The CFTC unanimously approved proposed interpretive guidance on the cross-border application of the swaps provisions of the Dodd-Frank Act. The proposed guidance would interpret Section 2(i) of the Commodity Exchange Act (as amended by the Dodd-Frank Act), which states that the swaps provisions enacted as part of the Dodd-Frank Act shall not apply to activities outside the United States unless those activities have a direct and significant connection with activities in, or effect on, United States commerce.
The proposed guidance would interpret the term “U.S. person” to include (i) any natural person who is resident in the United States, (ii) any corporation, partnership, or similar entity either (A) organized or incorporated under the laws of the United States or having its principal place of business in the United States, or (B) whose owners are responsible for the liabilities of such entity and one or more of whom is a U.S. person; or (iii) individual accounts, commodity pools, and other vehicles majority owned by U.S. persons or whose operator would be required to register as a commodity pool operator. The guidance notes that, generally, a foreign branch or agency of a U.S. person would itself meet the definition of “U.S. person,” while a foreign affiliate or subsidiary of a U.S. person would not.
The proposal would offer guidance regarding swap dealers and major swap participants, noting that the statutory definitions of “swap dealer” and “major swap participant” neither contain geographic limitations nor distinguish between U.S. and non-U.S. swap dealers or major swap participants. Building on the de minimis thresholds established in the entity definition rules, the guidance proposes that a non-U.S. person whose level of swap dealing with U.S persons as counterparties exceeds the de minimis threshold would be required to register with the CFTC as a swap dealer. The value of transactions with foreign branches of registered U.S. swap dealers would not be included for purposes of this calculation. However, the calculation would include the value of any swap dealing transaction between the non-U.S. person or any of its non-U.S. affiliates under common control, on the one hand, and a U.S. person (other than foreign branches of U.S. persons registered as swap dealers), on the other. It would also include the value of any swap dealing transaction between the non-U.S. person or any of its non-U.S. affiliates under common control where its obligations or the obligations of a non-U.S. affiliate are guaranteed by U.S. persons. A roughly similar analysis would apply to major swap participants.
Once registered, non-U.S. swap dealers and non-U.S. major swap participants would become subject to the Dodd-Frank Act provisions applicable to registered swap dealers and major swap participants. However, the CFTC indicated that it would apply its authority “in a manner consistent with principles of international comity.” To accomplish this, the proposed guidance would divide the relevant Dodd-Frank Act provisions into two categories: “entity-level requirements,” which would apply to the firm or entity as a whole, and “transaction-level requirements,” which would apply to an individual swap. Entity-level requirements would include statutory provisions and CFTC regulations regarding capital adequacy, risk management, chief compliance officers, and various record-keeping and reporting rules, which apply across all of a registrant’s swaps regardless of the counterparty or location of individual swaps. Transaction-level requirements would include (i) clearing and swap processing, (ii) margining and segregation for uncleared swaps, (iii) trade execution, (iv) swap trading relationship documentation, (v) portfolio reconciliation and compression, (vi) real-time public reporting, (vii) trade confirmation, (viii) daily trading records, and (ix) external business conduct standards.

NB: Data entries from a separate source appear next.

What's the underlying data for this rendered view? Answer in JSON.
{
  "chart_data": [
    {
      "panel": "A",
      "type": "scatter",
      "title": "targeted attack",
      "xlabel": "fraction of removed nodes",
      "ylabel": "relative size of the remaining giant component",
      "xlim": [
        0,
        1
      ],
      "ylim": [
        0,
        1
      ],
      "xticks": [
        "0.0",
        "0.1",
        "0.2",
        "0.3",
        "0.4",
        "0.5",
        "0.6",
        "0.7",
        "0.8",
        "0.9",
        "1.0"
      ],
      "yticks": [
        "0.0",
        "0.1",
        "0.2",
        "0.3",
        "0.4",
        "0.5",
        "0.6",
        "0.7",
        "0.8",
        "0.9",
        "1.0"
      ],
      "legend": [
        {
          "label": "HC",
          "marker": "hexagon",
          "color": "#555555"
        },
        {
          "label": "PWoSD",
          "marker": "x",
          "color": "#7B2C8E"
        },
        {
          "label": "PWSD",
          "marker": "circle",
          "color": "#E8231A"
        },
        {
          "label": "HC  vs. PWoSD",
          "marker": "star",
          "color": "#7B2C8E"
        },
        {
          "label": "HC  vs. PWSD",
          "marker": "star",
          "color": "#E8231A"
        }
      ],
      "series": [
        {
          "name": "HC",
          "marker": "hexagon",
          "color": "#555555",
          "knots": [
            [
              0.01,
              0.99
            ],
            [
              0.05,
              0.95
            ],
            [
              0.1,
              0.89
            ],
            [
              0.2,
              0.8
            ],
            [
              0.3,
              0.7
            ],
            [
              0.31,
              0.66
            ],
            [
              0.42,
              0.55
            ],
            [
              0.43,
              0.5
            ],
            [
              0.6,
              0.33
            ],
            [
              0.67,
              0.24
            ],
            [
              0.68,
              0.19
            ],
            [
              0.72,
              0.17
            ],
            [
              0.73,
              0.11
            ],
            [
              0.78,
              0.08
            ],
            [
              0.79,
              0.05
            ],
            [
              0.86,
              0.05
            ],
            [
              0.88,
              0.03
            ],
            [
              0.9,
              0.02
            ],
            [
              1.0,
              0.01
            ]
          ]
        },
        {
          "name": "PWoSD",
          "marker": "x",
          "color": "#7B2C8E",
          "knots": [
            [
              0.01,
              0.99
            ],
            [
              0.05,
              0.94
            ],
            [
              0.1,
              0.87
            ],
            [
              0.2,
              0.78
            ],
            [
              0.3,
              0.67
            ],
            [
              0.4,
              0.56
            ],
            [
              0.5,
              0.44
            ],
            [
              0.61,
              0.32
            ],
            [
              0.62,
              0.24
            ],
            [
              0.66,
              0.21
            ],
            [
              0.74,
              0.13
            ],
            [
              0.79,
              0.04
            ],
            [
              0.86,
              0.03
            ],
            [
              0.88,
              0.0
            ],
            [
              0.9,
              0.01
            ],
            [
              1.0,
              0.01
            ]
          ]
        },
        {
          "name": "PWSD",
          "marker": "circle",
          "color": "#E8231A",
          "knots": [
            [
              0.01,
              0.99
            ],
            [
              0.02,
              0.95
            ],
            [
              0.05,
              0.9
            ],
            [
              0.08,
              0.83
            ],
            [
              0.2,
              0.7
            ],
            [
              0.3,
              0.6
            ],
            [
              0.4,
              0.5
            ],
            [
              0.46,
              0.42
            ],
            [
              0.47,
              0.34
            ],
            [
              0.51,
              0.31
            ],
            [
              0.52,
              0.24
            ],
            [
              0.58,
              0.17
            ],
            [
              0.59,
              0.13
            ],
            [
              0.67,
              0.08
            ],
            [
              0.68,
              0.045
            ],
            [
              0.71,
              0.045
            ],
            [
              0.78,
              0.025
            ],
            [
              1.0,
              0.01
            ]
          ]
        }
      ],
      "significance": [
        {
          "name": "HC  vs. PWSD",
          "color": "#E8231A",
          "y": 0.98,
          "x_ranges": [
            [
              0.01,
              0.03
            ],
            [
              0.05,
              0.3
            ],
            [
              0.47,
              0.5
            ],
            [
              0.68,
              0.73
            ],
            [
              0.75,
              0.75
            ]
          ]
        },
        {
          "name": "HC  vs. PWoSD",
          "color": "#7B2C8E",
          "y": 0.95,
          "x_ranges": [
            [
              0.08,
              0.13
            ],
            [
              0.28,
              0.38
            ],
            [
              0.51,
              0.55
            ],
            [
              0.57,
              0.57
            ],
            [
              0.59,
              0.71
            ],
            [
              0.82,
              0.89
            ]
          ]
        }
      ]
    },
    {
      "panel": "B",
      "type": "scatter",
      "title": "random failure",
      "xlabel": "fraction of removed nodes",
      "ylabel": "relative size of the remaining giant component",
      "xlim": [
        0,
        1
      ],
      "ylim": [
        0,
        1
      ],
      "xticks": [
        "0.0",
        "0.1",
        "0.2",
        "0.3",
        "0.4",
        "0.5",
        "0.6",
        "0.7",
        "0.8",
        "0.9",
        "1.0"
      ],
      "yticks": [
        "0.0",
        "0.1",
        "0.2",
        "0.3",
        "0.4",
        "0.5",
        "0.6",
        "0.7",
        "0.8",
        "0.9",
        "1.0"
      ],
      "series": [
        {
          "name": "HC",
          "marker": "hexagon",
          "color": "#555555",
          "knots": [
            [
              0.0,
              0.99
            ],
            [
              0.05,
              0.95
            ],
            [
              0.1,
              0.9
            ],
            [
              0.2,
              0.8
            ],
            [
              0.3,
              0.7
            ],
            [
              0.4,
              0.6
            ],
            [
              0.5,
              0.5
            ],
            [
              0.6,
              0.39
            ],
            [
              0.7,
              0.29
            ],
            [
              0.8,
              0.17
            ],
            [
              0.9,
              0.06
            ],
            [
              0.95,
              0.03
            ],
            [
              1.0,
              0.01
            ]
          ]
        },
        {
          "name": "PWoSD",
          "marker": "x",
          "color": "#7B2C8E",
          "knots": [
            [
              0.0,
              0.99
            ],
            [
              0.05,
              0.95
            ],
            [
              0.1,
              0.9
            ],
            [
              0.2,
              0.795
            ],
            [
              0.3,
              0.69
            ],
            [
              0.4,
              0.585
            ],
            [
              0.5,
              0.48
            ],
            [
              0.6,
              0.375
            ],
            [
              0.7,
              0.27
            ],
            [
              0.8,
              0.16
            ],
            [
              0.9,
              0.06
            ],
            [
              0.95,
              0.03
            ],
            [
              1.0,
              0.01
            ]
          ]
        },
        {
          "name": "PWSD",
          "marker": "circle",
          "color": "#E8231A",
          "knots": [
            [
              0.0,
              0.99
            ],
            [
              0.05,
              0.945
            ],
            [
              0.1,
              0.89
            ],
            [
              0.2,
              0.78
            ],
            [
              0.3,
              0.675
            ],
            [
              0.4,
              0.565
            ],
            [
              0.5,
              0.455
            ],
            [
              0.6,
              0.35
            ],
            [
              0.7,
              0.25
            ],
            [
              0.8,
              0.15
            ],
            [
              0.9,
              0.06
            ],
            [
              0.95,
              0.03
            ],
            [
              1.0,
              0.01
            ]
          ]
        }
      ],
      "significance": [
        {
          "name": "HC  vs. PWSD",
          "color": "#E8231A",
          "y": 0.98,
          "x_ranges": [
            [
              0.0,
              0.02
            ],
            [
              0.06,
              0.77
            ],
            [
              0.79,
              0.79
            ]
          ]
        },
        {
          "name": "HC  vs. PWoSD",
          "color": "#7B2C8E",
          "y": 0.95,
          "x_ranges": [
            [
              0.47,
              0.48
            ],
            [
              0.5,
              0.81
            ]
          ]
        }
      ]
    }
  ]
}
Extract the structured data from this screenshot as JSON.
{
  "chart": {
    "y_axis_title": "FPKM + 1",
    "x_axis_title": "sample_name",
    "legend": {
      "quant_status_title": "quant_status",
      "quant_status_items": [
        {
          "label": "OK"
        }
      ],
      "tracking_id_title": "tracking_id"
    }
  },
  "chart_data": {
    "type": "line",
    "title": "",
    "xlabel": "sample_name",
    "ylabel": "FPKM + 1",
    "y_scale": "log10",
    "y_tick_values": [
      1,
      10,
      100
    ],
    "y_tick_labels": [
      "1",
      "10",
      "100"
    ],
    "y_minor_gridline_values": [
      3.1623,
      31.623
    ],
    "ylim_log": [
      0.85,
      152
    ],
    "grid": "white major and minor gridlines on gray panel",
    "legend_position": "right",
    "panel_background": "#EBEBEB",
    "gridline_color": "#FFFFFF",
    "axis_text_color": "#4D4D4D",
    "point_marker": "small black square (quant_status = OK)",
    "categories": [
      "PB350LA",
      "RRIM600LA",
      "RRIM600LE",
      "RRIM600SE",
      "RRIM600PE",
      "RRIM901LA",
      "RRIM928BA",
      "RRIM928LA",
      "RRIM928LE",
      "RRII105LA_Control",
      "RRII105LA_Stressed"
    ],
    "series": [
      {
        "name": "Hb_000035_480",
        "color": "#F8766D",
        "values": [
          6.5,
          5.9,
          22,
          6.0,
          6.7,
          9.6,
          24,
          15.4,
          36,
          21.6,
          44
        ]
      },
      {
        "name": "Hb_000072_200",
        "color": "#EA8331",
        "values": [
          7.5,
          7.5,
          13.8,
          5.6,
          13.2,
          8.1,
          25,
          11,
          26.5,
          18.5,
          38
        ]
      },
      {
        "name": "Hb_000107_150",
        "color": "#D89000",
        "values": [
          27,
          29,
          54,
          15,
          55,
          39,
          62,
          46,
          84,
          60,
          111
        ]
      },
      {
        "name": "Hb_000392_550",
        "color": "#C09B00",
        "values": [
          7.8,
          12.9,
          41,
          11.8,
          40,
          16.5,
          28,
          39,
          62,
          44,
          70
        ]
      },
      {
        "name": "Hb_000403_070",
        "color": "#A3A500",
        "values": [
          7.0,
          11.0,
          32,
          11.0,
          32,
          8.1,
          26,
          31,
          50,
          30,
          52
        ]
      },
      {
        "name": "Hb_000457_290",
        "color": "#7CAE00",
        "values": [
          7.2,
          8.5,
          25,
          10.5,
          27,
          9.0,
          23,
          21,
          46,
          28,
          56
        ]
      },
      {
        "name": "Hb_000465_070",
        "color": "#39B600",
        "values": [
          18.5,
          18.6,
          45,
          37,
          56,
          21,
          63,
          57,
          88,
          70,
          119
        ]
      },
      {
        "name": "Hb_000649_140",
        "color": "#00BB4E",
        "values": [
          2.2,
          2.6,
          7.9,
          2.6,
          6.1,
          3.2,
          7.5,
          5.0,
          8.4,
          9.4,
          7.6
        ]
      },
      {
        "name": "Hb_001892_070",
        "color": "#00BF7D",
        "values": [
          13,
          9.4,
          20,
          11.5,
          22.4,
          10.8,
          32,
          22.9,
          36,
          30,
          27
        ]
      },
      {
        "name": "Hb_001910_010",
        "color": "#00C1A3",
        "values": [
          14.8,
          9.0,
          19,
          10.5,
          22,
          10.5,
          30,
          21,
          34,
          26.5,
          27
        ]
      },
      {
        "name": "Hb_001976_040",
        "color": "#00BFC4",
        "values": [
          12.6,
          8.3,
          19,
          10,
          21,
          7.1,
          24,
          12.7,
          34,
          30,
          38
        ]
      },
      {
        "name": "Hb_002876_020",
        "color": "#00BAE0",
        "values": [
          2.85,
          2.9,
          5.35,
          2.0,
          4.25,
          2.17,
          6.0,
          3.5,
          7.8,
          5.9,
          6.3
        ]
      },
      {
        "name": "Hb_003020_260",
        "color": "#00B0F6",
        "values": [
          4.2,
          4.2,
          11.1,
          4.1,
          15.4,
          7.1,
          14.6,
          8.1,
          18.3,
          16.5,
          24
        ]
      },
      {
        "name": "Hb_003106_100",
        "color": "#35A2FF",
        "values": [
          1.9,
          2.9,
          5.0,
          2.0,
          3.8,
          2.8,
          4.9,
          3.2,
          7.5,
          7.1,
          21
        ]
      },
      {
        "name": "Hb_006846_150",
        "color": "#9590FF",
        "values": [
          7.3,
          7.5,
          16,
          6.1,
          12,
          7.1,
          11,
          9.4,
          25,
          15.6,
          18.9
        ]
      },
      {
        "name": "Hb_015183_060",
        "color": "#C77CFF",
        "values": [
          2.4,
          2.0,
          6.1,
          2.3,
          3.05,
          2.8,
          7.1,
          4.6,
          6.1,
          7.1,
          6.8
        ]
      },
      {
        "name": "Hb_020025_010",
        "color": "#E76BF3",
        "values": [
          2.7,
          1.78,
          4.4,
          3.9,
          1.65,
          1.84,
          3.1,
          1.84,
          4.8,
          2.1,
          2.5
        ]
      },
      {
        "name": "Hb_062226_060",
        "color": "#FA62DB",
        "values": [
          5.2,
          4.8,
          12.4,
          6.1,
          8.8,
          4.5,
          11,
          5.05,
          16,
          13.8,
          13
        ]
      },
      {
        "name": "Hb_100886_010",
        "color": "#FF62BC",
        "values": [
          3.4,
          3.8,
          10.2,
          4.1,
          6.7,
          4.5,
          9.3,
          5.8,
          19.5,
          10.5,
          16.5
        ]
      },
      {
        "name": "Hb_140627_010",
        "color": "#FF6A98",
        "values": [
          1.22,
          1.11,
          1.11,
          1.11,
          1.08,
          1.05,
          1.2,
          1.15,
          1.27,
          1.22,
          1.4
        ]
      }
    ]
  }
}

The proposed guidance would require registered non-U.S. swap dealers and non-U.S. major swap participants to comply with the entity-level requirements, although “substituted compliance,” in which complying with foreign regulations would be deemed to satisfy this requirement, would be permitted in certain circumstances. The proposed guidance would, however, require non-U.S. swap dealers and non-U.S. major swap participants to comply with the transaction-level requirements for all their swaps with U.S. persons, other than foreign branches of U.S. persons, as counterparties. Substituted compliance would generally not be permitted for transaction-level requirements.
Although the CFTC is not required to solicit comments on interpretive guidance, it has chosen to do so here. Comments are due 45 days after the guidance’s forthcoming publication in the Federal Register.